To quantitatively model fluid residence times, water-rock-gas interactions, and fluid flow rates in the Yellowstone (YS) hydrothermal system we are measuring short-lived isotopes of Ra (228Ra, 226Ra, 224Ra, 223Ra) and Rn (222Rn, and 220Rn) in hydrothermal fluids and gases. While these isotopes have been used successfully in investigations of water residence times, mixing, and groundwater discharge in oceanic, coastal and estuarine environments, the well-established techniques for measuring Ra and Rn isotopes were developed for seawater and dilute groundwaters which have near neutral pH, moderate temperatures, and a limited range of chemical composition. Unfortunately, these techniques, as originally developed are not suitable for the extreme range of compositions found in YS waters, which have pH ranging from <1 – 10, Eh -.208 to .700 V, water temperatures from ambient to 93 degree C, and high dissolved CO₂ concentrations.

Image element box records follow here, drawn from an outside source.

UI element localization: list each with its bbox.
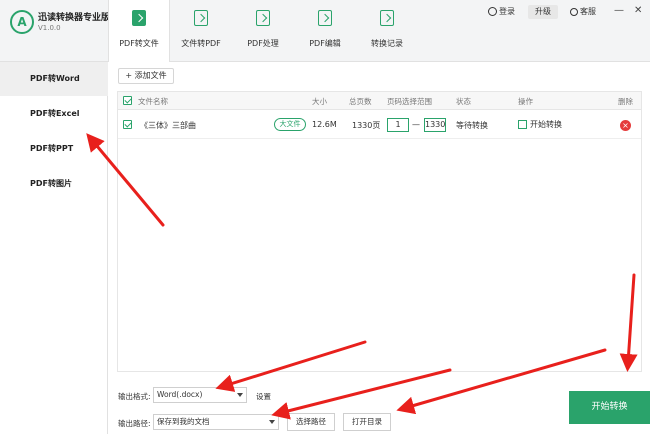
service-button[interactable]: 客服 bbox=[570, 6, 596, 17]
header-pages: 总页数 bbox=[349, 97, 372, 106]
user-icon bbox=[488, 7, 497, 16]
table-header: 文件名称 大小 总页数 页码选择范围 状态 操作 删除 bbox=[118, 92, 641, 110]
tab-convert-history[interactable]: 转换记录 bbox=[356, 0, 418, 62]
table-row: 《三体》三部曲 大文件 12.6M 1330页 1 — 1330 等待转换 开始… bbox=[118, 111, 641, 139]
header-name: 文件名称 bbox=[138, 97, 168, 106]
chevron-down-icon bbox=[269, 420, 275, 424]
page-count: 1330页 bbox=[352, 121, 381, 130]
add-file-button[interactable]: + 添加文件 bbox=[118, 68, 174, 84]
output-path-select[interactable]: 保存到我的文档 bbox=[153, 414, 279, 430]
pdf-to-file-icon bbox=[132, 10, 146, 26]
tab-pdf-edit[interactable]: PDF编辑 bbox=[294, 0, 356, 62]
convert-icon bbox=[518, 120, 527, 129]
open-directory-button[interactable]: 打开目录 bbox=[343, 413, 391, 431]
history-icon bbox=[380, 10, 394, 26]
close-button[interactable]: ✕ bbox=[634, 5, 642, 16]
delete-icon[interactable]: × bbox=[620, 120, 631, 131]
pdf-edit-icon bbox=[318, 10, 332, 26]
pdf-process-icon bbox=[256, 10, 270, 26]
service-label: 客服 bbox=[580, 7, 596, 16]
tab-file-to-pdf[interactable]: 文件转PDF bbox=[170, 0, 232, 62]
header-status: 状态 bbox=[456, 97, 471, 106]
sidebar-item-pdf-to-excel[interactable]: PDF转Excel bbox=[0, 97, 108, 131]
login-label: 登录 bbox=[499, 7, 515, 16]
tab-label: 文件转PDF bbox=[181, 39, 221, 48]
arrow-to-path bbox=[271, 368, 452, 420]
app-logo-icon: A bbox=[10, 10, 34, 34]
output-format-select[interactable]: Word(.docx) bbox=[153, 387, 247, 403]
app-title: 迅读转换器专业版 bbox=[38, 13, 111, 23]
header-action: 操作 bbox=[518, 97, 533, 106]
output-format-label: 输出格式: bbox=[118, 392, 151, 401]
file-to-pdf-icon bbox=[194, 10, 208, 26]
tab-label: PDF编辑 bbox=[309, 39, 341, 48]
tab-label: PDF转文件 bbox=[119, 39, 159, 48]
tab-pdf-process[interactable]: PDF处理 bbox=[232, 0, 294, 62]
title-bar: A 迅读转换器专业版 V1.0.0 PDF转文件 文件转PDF PDF处理 PD… bbox=[0, 0, 650, 62]
tab-label: PDF处理 bbox=[247, 39, 279, 48]
sidebar-item-pdf-to-word[interactable]: PDF转Word bbox=[0, 62, 108, 96]
start-convert-label: 开始转换 bbox=[530, 120, 562, 129]
sidebar: PDF转Word PDF转Excel PDF转PPT PDF转图片 bbox=[0, 62, 108, 434]
large-file-badge: 大文件 bbox=[274, 118, 306, 131]
tab-pdf-to-file[interactable]: PDF转文件 bbox=[108, 0, 170, 62]
file-name: 《三体》三部曲 bbox=[140, 121, 196, 130]
headset-icon bbox=[570, 7, 578, 16]
sidebar-item-pdf-to-ppt[interactable]: PDF转PPT bbox=[0, 132, 108, 166]
start-convert-button[interactable]: 开始转换 bbox=[569, 391, 650, 424]
app-version: V1.0.0 bbox=[38, 24, 61, 32]
select-all-checkbox[interactable] bbox=[123, 96, 132, 105]
file-size: 12.6M bbox=[312, 120, 337, 129]
range-dash: — bbox=[412, 120, 420, 129]
header-size: 大小 bbox=[312, 97, 327, 106]
header-delete: 删除 bbox=[618, 97, 633, 106]
sidebar-item-pdf-to-image[interactable]: PDF转图片 bbox=[0, 167, 108, 201]
header-range: 页码选择范围 bbox=[387, 97, 432, 106]
output-path-value: 保存到我的文档 bbox=[157, 417, 210, 426]
minimize-button[interactable]: — bbox=[614, 5, 624, 16]
login-button[interactable]: 登录 bbox=[488, 6, 515, 17]
page-from-input[interactable]: 1 bbox=[387, 118, 409, 132]
file-table: 文件名称 大小 总页数 页码选择范围 状态 操作 删除 《三体》三部曲 大文件 … bbox=[117, 91, 642, 372]
output-format-value: Word(.docx) bbox=[157, 390, 203, 399]
tab-label: 转换记录 bbox=[371, 39, 403, 48]
upgrade-button[interactable]: 升级 bbox=[528, 5, 558, 19]
settings-link[interactable]: 设置 bbox=[256, 391, 271, 402]
status-text: 等待转换 bbox=[456, 121, 488, 130]
output-path-label: 输出路径: bbox=[118, 419, 151, 428]
chevron-down-icon bbox=[237, 393, 243, 397]
page-to-input[interactable]: 1330 bbox=[424, 118, 446, 132]
row-checkbox[interactable] bbox=[123, 120, 132, 129]
start-convert-link[interactable]: 开始转换 bbox=[518, 119, 562, 130]
choose-path-button[interactable]: 选择路径 bbox=[287, 413, 335, 431]
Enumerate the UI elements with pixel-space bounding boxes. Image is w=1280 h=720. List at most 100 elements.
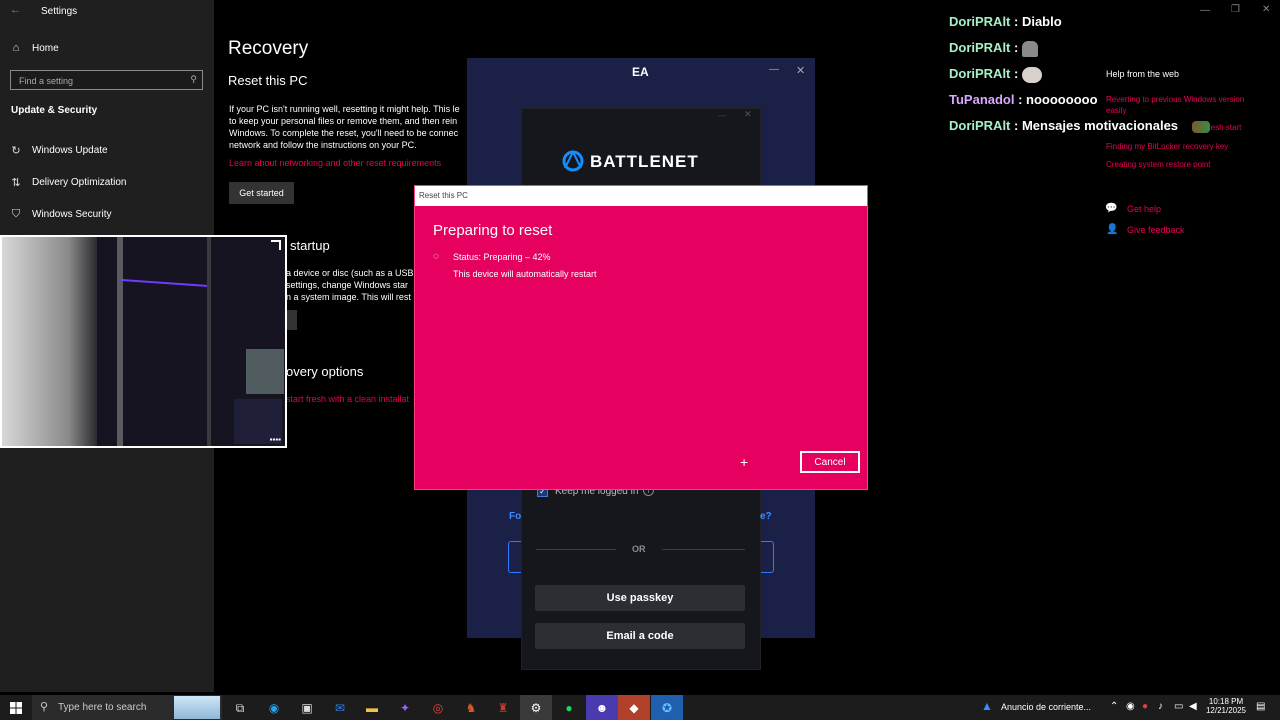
emote-icon (1192, 121, 1210, 133)
startup-description: a device or disc (such as a USB settings… (286, 268, 414, 302)
chat-message: DoriPRAlt : (949, 66, 1042, 83)
reset-description: If your PC isn't running well, resetting… (229, 104, 460, 150)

Here we report on our refinements of these Ra and Rn methods for the extreme conditions found in YS. Our methodologies are now enabling us to quantitatively isolate Ra from fluids that cover a large range of chemical compositions and conduct in-situ Rn isotope measurements that accommodate variable temperatures and high CO₂ (Lane-Smith and Sims, 2013, Acta Geophys. 61).

These Ra and Rn measurements are now allowing us to apply simple models to quantify hot spring water residence times and aquifer to surface travel times. (224Ra/223Ra) calculations provide estimates of water-rock reaction zone to discharge zone of 4 to 14 days for Yellowstone hot springs and (224Ra/228Ra) shallow aquifer to surface travel times from 2 to 7 days. Further development of more sophisticated models that take into account water-rock-gas reactions and water mixing (shallow groundwater, surface run-off, etc.) will allow us to estimate the timescales of these processes more accurately and thus provide a heretofore-unknown time component to the YS hydrothermal system.